Right before my health went to hell, I was wrapped up They Always Run by Alawar. Think a space western anti-hero story, akin to Italian westerns meet Firefly – only it is a 2D cinematic action platformer. You play as a three-armed bounty hunter who has his own mission, but almost accidentally ends up building a full crew with their own motives. It's pretty darn good.

Also a shout-out to Red Art Games who did the physical release. Getting the 'collector's edition' for this one was definitely worth it, the game has some amazing space-vistas well worth the art book.

First thing I wrapped up when coming back to semi-health was a 2D run-n-gun game. Shootas, Blood and Teef. It is a magnificently tongue-in-cheek title game based on the Orks of Warhammer 40k. If you've ever played anything 40k involving the Orks, you'll know the humour just writes itself. And with SB&T this is embraced fully – and the result is both hilarious and still loyal to the grimdark future setting. The game is by Rogueside, prior best known for Guns, Gore and Cannoli games.

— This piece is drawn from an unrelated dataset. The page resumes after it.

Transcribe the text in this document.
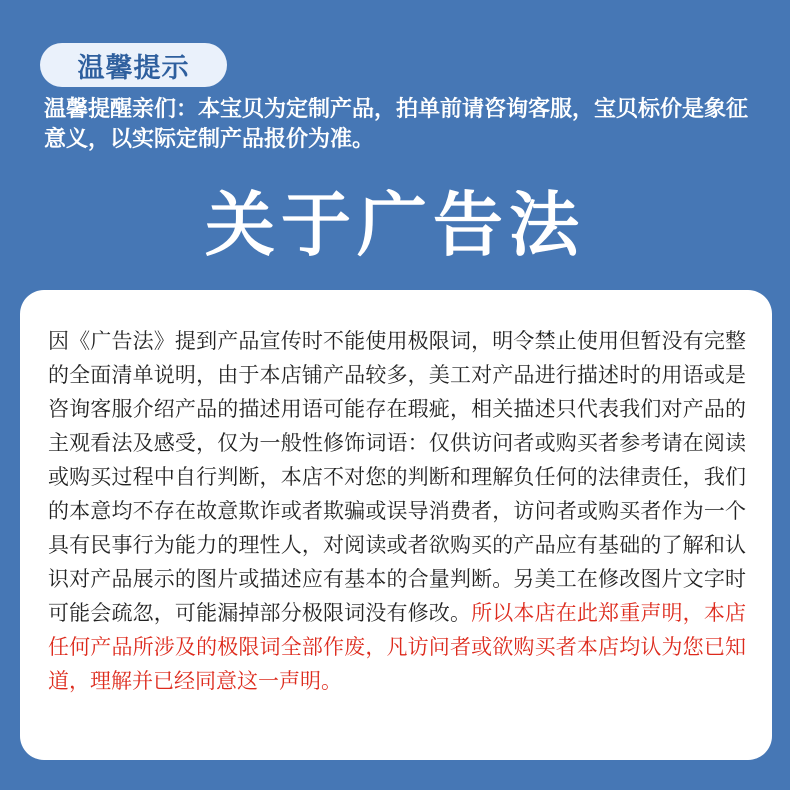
温馨提示
温馨提醒亲们：本宝贝为定制产品，拍单前请咨询客服，宝贝标价是象征意义，以实际定制产品报价为准。
关于广告法
因《广告法》提到产品宣传时不能使用极限词，明令禁止使用但暂没有完整的全面清单说明，由于本店铺产品较多，美工对产品进行描述时的用语或是咨询客服介绍产品的描述用语可能存在瑕疵，相关描述只代表我们对产品的主观看法及感受，仅为一般性修饰词语：仅供访问者或购买者参考请在阅读或购买过程中自行判断，本店不对您的判断和理解负任何的法律责任，我们的本意均不存在故意欺诈或者欺骗或误导消费者，访问者或购买者作为一个具有民事行为能力的理性人，对阅读或者欲购买的产品应有基础的了解和认识对产品展示的图片或描述应有基本的合量判断。另美工在修改图片文字时可能会疏忽，可能漏掉部分极限词没有修改。所以本店在此郑重声明，本店任何产品所涉及的极限词全部作废，凡访问者或欲购买者本店均认为您已知道，理解并已经同意这一声明。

And finally, I just completed Ghost of a Tale, mainly by Lionel Gallat. It is a medieval fairy-tale semi-stealth adventure where you play as a mouse minstrel in a kingdom ruled over by rats. Your main goal is to escape a prison you've been tossed into and search for your wife, all the while uncovering the secrets of past.

This crowdfunded gem of a game is really atmospheric and has solid world building, great writing and adorable character design. I have no idea how I missed this back in the day, as I'm sure I would've backed it if I had seen it. I hear a sequel is in the works, though the mainly-one-man-team of Mr. Gallat is moving engines from Unity (because obvious reasons), meaning it will take a while as he learns the ropes of Unreal.

What's next?

For the Next Game; one more 'basic arch-type' to set-up and then I'll move into creating the first objects for the cut-scenes. I'll start with basic stuff, so I can see how the new rendering techniques of the brand-new engine could be used to add some cinematic flair.

For the Playlist; Two of some of my most anticipated games for the year drop soon – Alone in the Dark and the sequel to Outcast – but I still can't play either. Ont he plus side, the NightDive remaster masterpiece Powerslave Exhumed just arrived in the mail, so obviously that's next. Another common NightDive win and a perfect excuse to revisit this oft forgotten Build gem.